In a helpful position update, when Glass Lewis issued its 2023 voting guidelines for ESG Initiatives, it disclosed the following with respect to such proposals going forward (emphasis added):
“Retirement Benefits and Severance
We have updated our approach to proposals requesting that companies adopt a policy whereby shareholders must approve severance payments exceeding 2.99 times the amount of the executive’s base salary plus bonus. Although we are generally supportive of these policies, we have updated our guidelines to reflect that we may recommend shareholders vote against these proposals in instances where companies have adopted policies whereby they will seek shareholder approval for any cash severance payments exceeding 2.99 times the sum of an executives’ salary and bonus.”
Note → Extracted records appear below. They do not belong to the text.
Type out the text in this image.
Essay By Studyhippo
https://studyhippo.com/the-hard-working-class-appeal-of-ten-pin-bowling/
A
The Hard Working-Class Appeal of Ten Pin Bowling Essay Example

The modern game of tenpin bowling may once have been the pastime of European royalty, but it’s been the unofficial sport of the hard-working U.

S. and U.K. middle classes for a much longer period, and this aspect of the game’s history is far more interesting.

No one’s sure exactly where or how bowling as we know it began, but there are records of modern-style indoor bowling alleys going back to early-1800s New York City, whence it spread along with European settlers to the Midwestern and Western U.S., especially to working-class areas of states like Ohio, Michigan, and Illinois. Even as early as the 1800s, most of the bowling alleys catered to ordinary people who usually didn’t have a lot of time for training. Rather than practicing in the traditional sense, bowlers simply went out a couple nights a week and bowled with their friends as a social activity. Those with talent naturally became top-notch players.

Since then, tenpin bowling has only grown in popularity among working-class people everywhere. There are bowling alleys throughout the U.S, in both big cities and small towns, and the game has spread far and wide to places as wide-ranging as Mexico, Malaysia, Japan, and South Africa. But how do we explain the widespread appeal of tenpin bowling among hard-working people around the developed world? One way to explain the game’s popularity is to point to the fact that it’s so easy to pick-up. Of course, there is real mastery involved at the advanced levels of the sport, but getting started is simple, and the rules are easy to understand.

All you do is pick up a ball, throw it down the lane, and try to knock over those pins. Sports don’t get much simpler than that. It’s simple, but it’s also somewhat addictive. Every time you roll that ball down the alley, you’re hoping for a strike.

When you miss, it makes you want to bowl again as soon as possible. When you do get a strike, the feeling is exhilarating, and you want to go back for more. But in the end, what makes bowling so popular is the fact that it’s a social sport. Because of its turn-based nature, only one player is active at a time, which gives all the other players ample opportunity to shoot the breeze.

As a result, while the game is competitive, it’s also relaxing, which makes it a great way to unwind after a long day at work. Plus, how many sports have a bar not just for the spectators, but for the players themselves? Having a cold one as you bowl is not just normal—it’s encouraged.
The revised approach by Glass Lewis is welcome news and further supports the position most companies have taken when faced with these shareholder proposals. As suggested in our earlier post, companies without existing severance limitation policies should consider, and may benefit from adopting and publicizing, a formal severance policy that requires shareholder approval for cash severance payments to 2.99 times the sum of base salary plus bonus. Such action may put companies in a better position to avoid receiving such a proposal and would also position them in line with the updated Glass Lewis recommendations.
Thanks to J.T. and Bobby for this analysis of the new policy! One note of caution: before you jump in, it is worth thinking through any unintended consequences that could result from policies that limit severance – at least so that you’re prepared for questions that others might pose. Also, see my blog last month for more detail on Glass Lewis’s overall policy guidelines, which accompany these ESG policies.